I've seen two different text books write two different expressions for this, what is the proper D'Alembert Operator?

2. Apr 30, 2006

### robphy

It's the wave operator
$$\square = \left[-\frac{\partial^2}{\partial t^2} + \nabla^2 \right]$$, written in rectangular coordinates, that appears in the wave-equation.

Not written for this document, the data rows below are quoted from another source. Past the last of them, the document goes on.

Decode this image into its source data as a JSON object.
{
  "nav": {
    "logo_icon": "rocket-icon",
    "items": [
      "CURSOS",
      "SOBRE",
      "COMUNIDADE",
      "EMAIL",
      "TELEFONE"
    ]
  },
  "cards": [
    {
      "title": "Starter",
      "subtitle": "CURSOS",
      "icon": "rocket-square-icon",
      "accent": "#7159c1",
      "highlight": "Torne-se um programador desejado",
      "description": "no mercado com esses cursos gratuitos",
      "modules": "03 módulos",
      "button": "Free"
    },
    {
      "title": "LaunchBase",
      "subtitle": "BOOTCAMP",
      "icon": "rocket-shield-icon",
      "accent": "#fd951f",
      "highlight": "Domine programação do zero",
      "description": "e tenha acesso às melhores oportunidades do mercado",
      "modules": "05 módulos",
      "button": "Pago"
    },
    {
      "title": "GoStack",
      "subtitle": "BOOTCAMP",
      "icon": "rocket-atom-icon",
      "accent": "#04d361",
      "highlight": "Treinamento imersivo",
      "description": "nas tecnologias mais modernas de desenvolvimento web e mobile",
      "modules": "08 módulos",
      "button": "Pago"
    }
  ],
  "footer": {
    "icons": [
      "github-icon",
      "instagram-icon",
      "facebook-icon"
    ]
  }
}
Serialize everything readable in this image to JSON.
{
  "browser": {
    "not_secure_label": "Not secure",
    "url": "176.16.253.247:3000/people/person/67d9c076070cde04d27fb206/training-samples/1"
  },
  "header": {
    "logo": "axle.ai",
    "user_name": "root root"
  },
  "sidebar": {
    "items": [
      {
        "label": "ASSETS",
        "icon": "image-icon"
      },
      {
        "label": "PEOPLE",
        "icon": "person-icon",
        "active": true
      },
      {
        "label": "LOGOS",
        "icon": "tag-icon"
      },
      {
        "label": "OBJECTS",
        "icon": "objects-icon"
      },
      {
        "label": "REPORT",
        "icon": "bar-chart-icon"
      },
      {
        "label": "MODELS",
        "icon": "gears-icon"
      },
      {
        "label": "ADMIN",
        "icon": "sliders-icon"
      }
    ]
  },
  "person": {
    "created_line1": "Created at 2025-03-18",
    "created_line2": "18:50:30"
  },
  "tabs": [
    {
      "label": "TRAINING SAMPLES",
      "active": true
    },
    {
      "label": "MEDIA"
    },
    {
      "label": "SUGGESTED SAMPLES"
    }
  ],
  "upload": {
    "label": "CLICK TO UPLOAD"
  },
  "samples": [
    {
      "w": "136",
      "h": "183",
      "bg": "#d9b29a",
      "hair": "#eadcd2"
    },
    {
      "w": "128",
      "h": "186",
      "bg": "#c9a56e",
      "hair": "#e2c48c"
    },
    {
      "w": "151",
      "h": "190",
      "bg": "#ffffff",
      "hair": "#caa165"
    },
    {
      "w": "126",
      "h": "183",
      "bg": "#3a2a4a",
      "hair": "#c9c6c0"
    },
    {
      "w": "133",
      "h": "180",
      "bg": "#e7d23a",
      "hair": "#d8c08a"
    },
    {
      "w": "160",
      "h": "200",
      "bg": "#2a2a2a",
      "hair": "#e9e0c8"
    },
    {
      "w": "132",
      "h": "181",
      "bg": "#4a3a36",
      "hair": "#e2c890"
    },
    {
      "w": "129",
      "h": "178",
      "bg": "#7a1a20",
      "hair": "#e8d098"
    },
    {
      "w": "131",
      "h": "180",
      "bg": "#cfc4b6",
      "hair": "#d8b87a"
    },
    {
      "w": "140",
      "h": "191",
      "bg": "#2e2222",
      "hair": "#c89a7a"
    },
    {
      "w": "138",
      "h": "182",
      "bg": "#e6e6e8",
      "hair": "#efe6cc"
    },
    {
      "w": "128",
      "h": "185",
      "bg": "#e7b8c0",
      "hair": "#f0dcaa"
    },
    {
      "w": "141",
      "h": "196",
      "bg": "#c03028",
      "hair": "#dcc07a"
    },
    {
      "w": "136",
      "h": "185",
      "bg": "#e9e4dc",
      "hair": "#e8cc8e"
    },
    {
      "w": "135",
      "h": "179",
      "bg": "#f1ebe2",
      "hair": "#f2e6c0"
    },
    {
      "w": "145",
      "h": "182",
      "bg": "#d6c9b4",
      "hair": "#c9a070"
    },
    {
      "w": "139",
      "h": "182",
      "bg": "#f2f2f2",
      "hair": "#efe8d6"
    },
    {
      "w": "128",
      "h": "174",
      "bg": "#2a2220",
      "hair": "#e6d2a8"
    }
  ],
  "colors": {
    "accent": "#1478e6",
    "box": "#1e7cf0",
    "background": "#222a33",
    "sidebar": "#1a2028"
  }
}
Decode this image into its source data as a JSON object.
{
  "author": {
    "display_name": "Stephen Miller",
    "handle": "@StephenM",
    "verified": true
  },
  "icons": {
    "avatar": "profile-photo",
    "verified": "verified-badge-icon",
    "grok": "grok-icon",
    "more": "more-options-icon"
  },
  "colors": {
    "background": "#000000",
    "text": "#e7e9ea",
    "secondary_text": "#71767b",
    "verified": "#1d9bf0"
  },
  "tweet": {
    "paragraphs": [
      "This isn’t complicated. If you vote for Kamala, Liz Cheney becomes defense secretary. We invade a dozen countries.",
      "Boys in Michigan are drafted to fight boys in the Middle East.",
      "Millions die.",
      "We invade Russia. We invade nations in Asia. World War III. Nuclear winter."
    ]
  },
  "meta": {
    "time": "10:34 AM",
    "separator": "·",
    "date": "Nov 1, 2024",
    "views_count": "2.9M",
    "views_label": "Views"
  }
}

Some write $$\square^2$$ and some write it with an overall opposite sign.

See http://en.wikipedia.org/wiki/D'Alembert_operator .

Last edited: Apr 30, 2006
3. Apr 30, 2006

### SeReNiTy

I write the sqaured version but with a 1/(c^2) factor in it, so the sqaured operator is the same as the unsqaured one?

4. Apr 30, 2006

### robphy

Oops, I left off the wave speed (which is sometimes absorbed into the variables for convenience)
$$\square = \left[-\frac{1}{c^2}\frac{\partial^2}{\partial t^2} + \nabla^2 \right]$$. Thanks for pointing that out.

Some write the wave equation
$$\left[-\frac{1}{c^2}\frac{\partial^2}{\partial t^2} + \nabla^2 \right] \phi=0$$
as
$$\square \phi=0$$, and some as $$\square^2 \phi=0$$. It's a notational thing.

5. Apr 30, 2006

### masudr

Just as a side point, it's invariant since

$$\square = \partial_\mu \partial^\mu$$